A Cybersecurity-Enhanced Connected and Automated Vehicle System Achieved up to 96 Percent Cyberattack Detection Accuracy Using Real-World Roundabout Data in Michigan.
Study Evaluated Cybersecurity Approaches for CAV Using Collaborative Perception Models and Infrastructure-Based Anomaly Detection.
Ann Arbor, Michigan, United States
Hardening the CAV Ecosystem to Reduce Cybersecurity Risks – Year One
Summary Information
Connected and Automated Vehicle (CAV) systems face growing cybersecurity threats across sensors, communication links, cloud infrastructure, and artificial intelligence (AI) models. This study developed a holistic cybersecurity framework to strengthen and secure the CAV ecosystem, covering four major areas: (i) threat analysis and risk assessment (TARA), (ii) shared-state cybersecurity defense, (iii) collaborative perception under lossy networks, and (iv) infrastructure-based anomaly detection.
METHODOLOGY
The study evaluated the four interconnected cybersecurity components via data analysis, field experiments, and simulation. Data sources included three multi-agent perception benchmark datasets for collaborative perception evaluation and a real-world roundabout trajectory dataset comprising 278 vehicle trajectory pairs collected at a signalized intersection in Ann Arbor, Michigan. Benefits were evaluated using several performance metrics across the four components.

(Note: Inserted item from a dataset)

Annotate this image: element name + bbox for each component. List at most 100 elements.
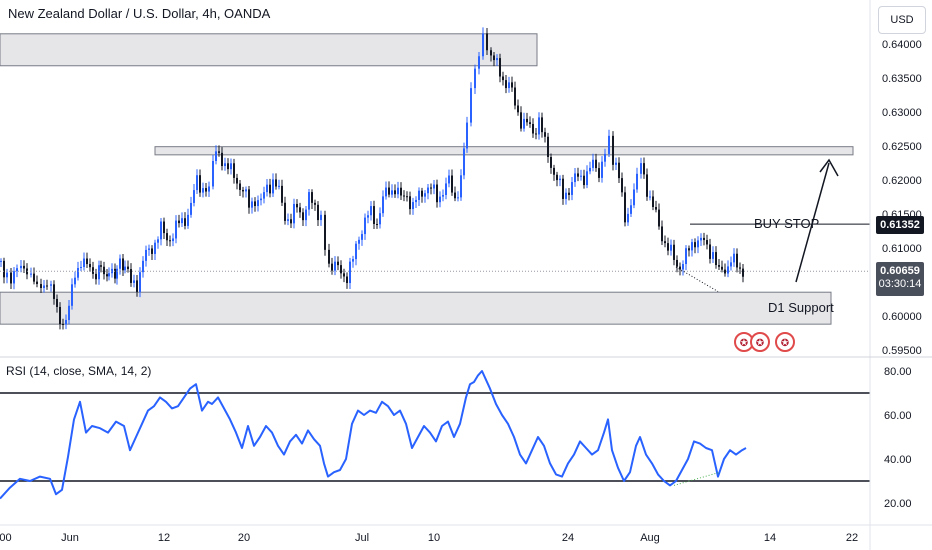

- For the TARA, evaluation was based on identifying attack feasibility, likelihood, and potential impacts on safety and system operations.

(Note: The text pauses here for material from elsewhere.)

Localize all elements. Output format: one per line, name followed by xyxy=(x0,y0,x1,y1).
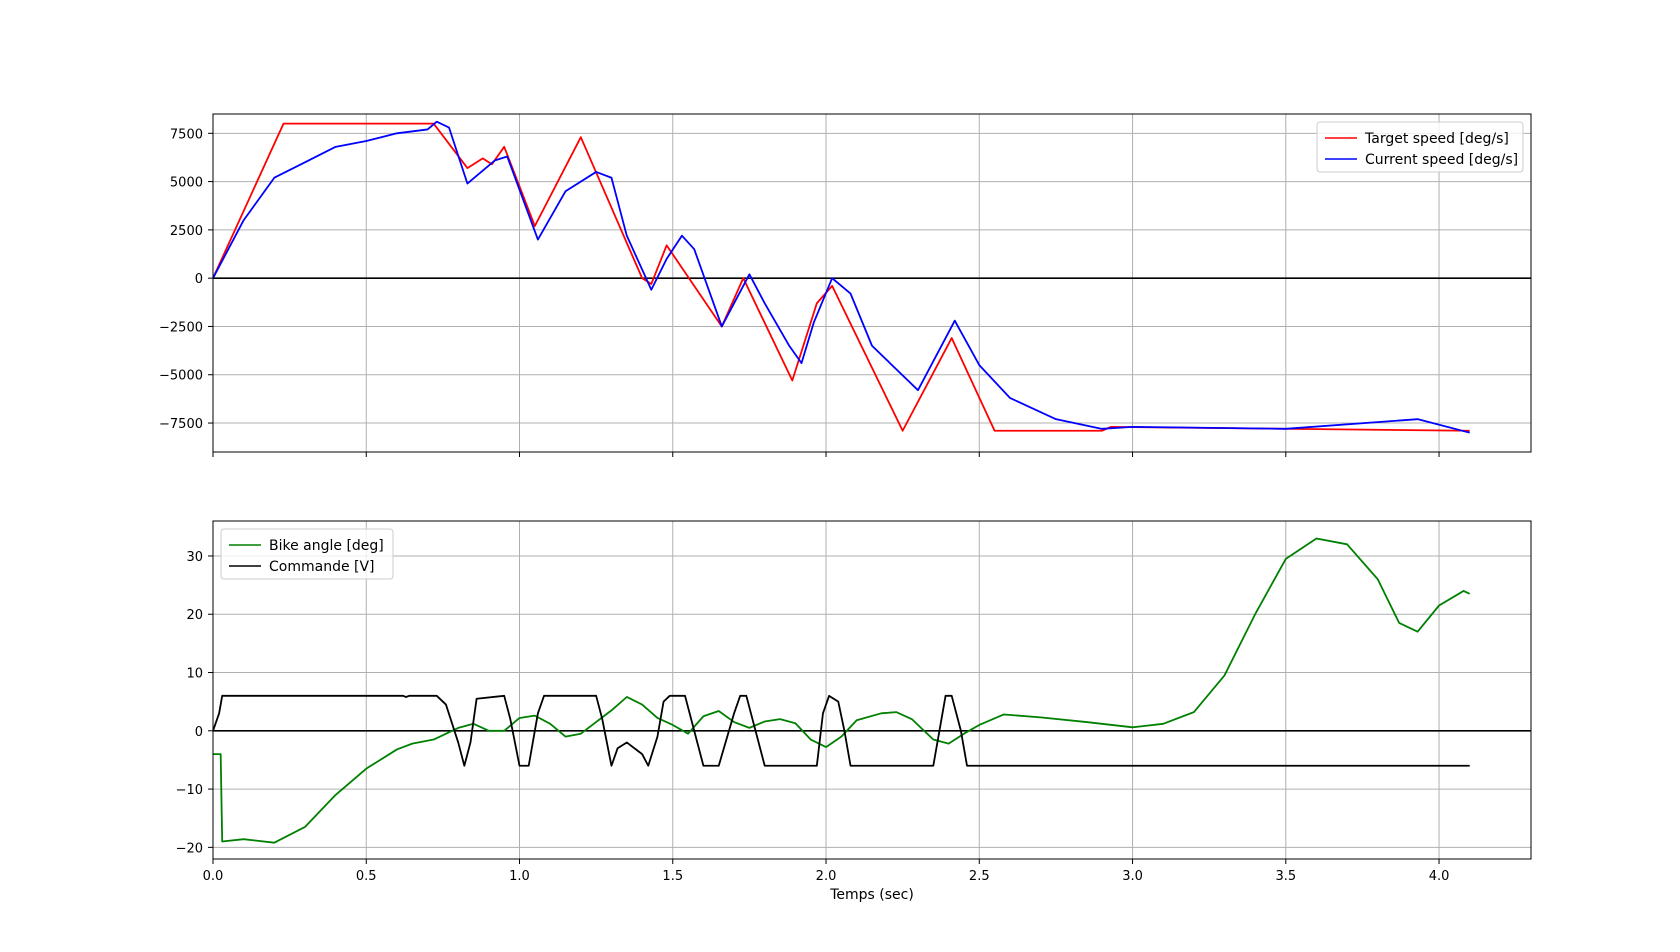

- For the shared-state teleoperation security approach, assessment focused on anomaly detection capability and communication overhead.
- For the perception framework, performance was measured using object detection Average Precision (AP) under varying network packet loss, localization errors, synchronization delays, and combined noise conditions.
- For the infrastructure-based anomaly detection framework, performance metrics included accuracy, precision, recall, F1-score (a single metric that balances precision and recall).
FINDINGS
- The robust collaborative perception framework improved collaborative perception performance by 5.9 to 13.2 percentage in AP across multiple synthetic and real-world collaborative 3D object detection datasets under both standard and noisy scenarios. It maintained higher detection accuracy under severe network packet loss (i.e., an 80 percent loss rate), outperforming competing approaches by up to 7.5 percent.
- Under synchronization delays, the robust collaborative perception framework improved perception accuracy by 1.1 percent to 11.6 percent.
- The infrastructure-based anomaly detection achieved 100 percent accuracy in offline detection and 96 percent accuracy in online detection for time-interference cyberattacks, with an average 1.4-second early detection lead time and achieved 92.86 percent online detection accuracy for V2X communication attack scenarios.